About $5.2 billion of the overall June quarter KiwiSaver gain of $7 billion flowed from investment returns with net flows comprising the remainder ($1.9 billion).
But while all boats floated higher on the returning tide, the three locally owned top KiwiSaver contenders of recent times – Simplicity, Milford Asset Management and Generate – pushed above the fleet with respective quarterly growth-rates of 20.5 per cent, 16.1 per cent and 15.8 per cent.
Not far behind, another NZ-flagged competitor, the Wellington-berthed Booster, was up 14.4 per cent, bringing its FUM above the $2 billion waterline once more.
The three largest KiwiSaver providers – ANZ, ASB and Westpac/BT – fell slightly behind the market average but still managed respectable growth-rates in the 10.6-10.9 per cent range.
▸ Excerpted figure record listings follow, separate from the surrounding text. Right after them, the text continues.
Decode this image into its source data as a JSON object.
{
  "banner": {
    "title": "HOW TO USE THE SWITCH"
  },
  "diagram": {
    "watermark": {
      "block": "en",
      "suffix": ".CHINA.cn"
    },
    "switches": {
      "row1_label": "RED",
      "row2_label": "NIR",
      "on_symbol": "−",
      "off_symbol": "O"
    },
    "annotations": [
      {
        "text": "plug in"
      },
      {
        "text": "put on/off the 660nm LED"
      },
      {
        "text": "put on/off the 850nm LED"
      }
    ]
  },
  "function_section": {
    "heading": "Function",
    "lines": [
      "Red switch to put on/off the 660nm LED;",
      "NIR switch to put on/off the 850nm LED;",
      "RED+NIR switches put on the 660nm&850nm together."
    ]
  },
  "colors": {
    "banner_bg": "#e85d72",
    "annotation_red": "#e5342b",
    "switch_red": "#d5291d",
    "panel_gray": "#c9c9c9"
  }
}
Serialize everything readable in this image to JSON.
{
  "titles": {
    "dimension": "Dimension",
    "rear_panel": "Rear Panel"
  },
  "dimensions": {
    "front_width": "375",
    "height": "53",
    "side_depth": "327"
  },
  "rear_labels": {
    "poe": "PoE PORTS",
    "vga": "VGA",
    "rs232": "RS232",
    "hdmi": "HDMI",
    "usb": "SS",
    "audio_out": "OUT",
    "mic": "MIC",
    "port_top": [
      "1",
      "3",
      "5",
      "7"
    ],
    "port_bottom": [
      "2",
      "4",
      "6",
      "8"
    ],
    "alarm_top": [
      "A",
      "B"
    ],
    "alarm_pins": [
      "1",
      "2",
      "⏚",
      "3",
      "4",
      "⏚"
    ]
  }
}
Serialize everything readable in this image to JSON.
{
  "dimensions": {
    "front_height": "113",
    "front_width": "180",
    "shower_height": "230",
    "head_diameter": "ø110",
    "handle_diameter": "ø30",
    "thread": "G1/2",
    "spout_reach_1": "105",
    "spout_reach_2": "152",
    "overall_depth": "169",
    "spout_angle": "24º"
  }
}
As the supertankers of the KiwiSaver world, the bank-owned schemes took on more cargo in nominal terms than rival merchants: ANZ, for instance, grew more than $1.5 billion in the June quarter to finish with $15.5 billion plus; ASB was up $1.1 billion to almost $12 billion; while, Westpac stacked on more than $700 million, closing the period at $7.5 billion.
Fisher Funds, Kiwi Wealth and BNZ all reported 10 per cent plus growth – 12.1 per cent, 11.1 per cent and 10.8 per cent, respectively – while AMP and Mercer, in line with historical trends, lagged at about 9 per cent.
Milford inched above Mercer in the June quarter to claim the kudos of eighth-largest KiwiSaver provider. Over the same period, Fisher clawed back another $100 million plus on fourth-placed AMP to sit just $230 million behind the embattled Australian-owned KiwiSaver provider.
The also-rans also ran a pretty good race in the three months ending June 30, growing a collective 12.9 per cent with the 20-odd providers in the ‘others’ category sharing $4.2 billion at the end of the period.
Total KiwiSaver FUM peaked at just under $69 billion on June 30, up from $61.7 billion three months previously, according to the PFL data.
Based in Melbourne, PFL – now owned by global proxy voting firm Institutional Shareholder Services (ISS) – is headed by Rael Solomon.